Intermittent MCE errors on Ryzen 3600 X

Not Manjaro-specific but something better suited for this forum than Reddit. Once every half year or so I get an MCE (machine check error) while doing tasks that are CPU and GPU intensive (gaming, for example):

kernel: mce: [Hardware Error]: CPU 3: Machine Check: 0 Bank 5: bea0000000000108
kernel: mce: [Hardware Error]: TSC 0 ADDR 7f1fd3fcd85e MISC d012000100000000 SYND 4d000000 IPID 500b000000000
kernel: mce: [Hardware Error]: PROCESSOR 2:870f10 TIME 1630685104 SOCKET 0 APIC 8 microcode 8701013

My system uses a Ryzen 3600 X and an RX 5600 XT. Kernel version is 5.13. amd-ucode is installed and the system passes mprime tests just fine. Any insights into this problem?

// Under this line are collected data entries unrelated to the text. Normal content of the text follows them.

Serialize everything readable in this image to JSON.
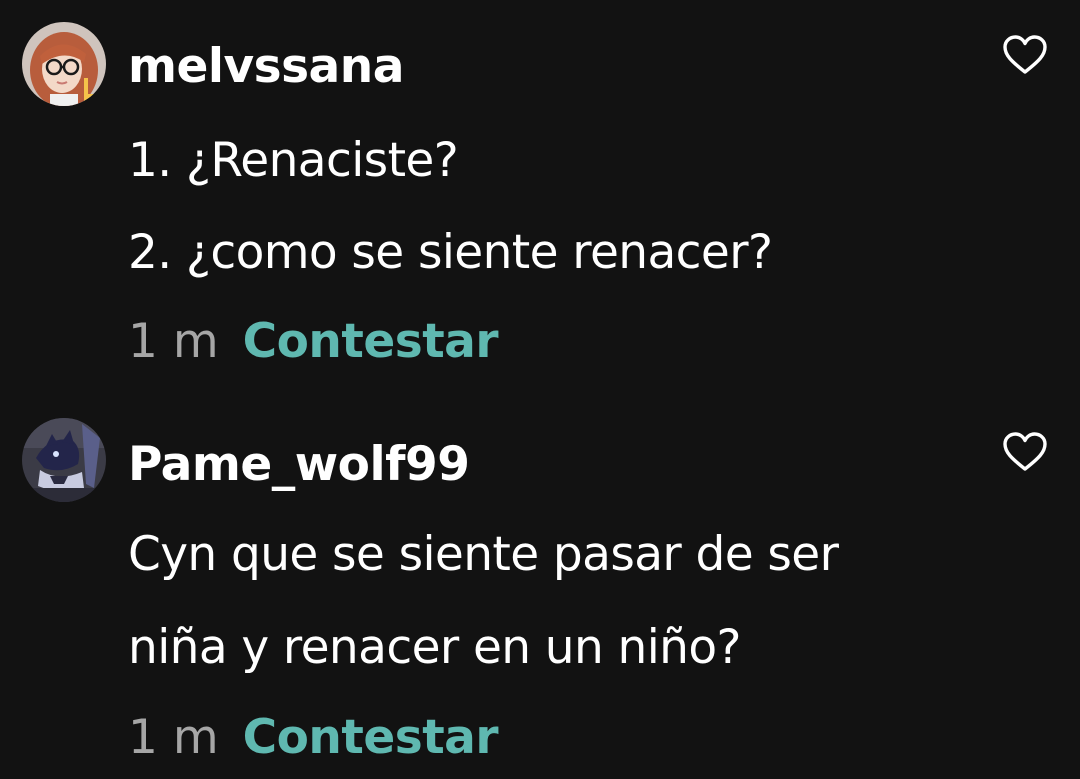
{
  "comments": [
    {
      "username": "melvssana",
      "avatar_icon": "avatar-girl-with-glasses-icon",
      "lines": [
        "1. ¿Renaciste?",
        "2. ¿como se siente renacer?"
      ],
      "time": "1 m",
      "reply_label": "Contestar",
      "like_icon": "heart-outline-icon"
    },
    {
      "username": "Pame_wolf99",
      "avatar_icon": "avatar-wolf-character-icon",
      "lines": [
        "Cyn que se siente pasar de ser",
        "niña y renacer en un niño?"
      ],
      "time": "1 m",
      "reply_label": "Contestar",
      "like_icon": "heart-outline-icon"
    }
  ],
  "colors": {
    "background": "#121212",
    "text": "#ffffff",
    "timestamp": "#a6a6a6",
    "reply_accent": "#5fb8b0"
  }
}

While looking for this, i came across this discussion https://bugzilla.kernel.org/show_bug.cgi?id=206903
Maybe worth reading. Some ideas from there:

  • update BIOS
  • check PSU if is enough for your rig

i came across this Sudden reboots under load and kernel error mce: [Hardware Error]? / Kernel & Hardware / Arch Linux Forums

2 Likes

I’ve never actually considered an underpowered PSU to be the culprit…mine is 450w, which should be enough for a 3600x+5600xt. Also I game quite frequently and the MCE only appears very rarely, so I’m not sure if this is the cause.
I thought updating the BIOS is largely pointless if cpu microcode is installed and configured? Most of the discussions around this issue (including the arch forum one you pointed to) tail off without a consensus around the root cause…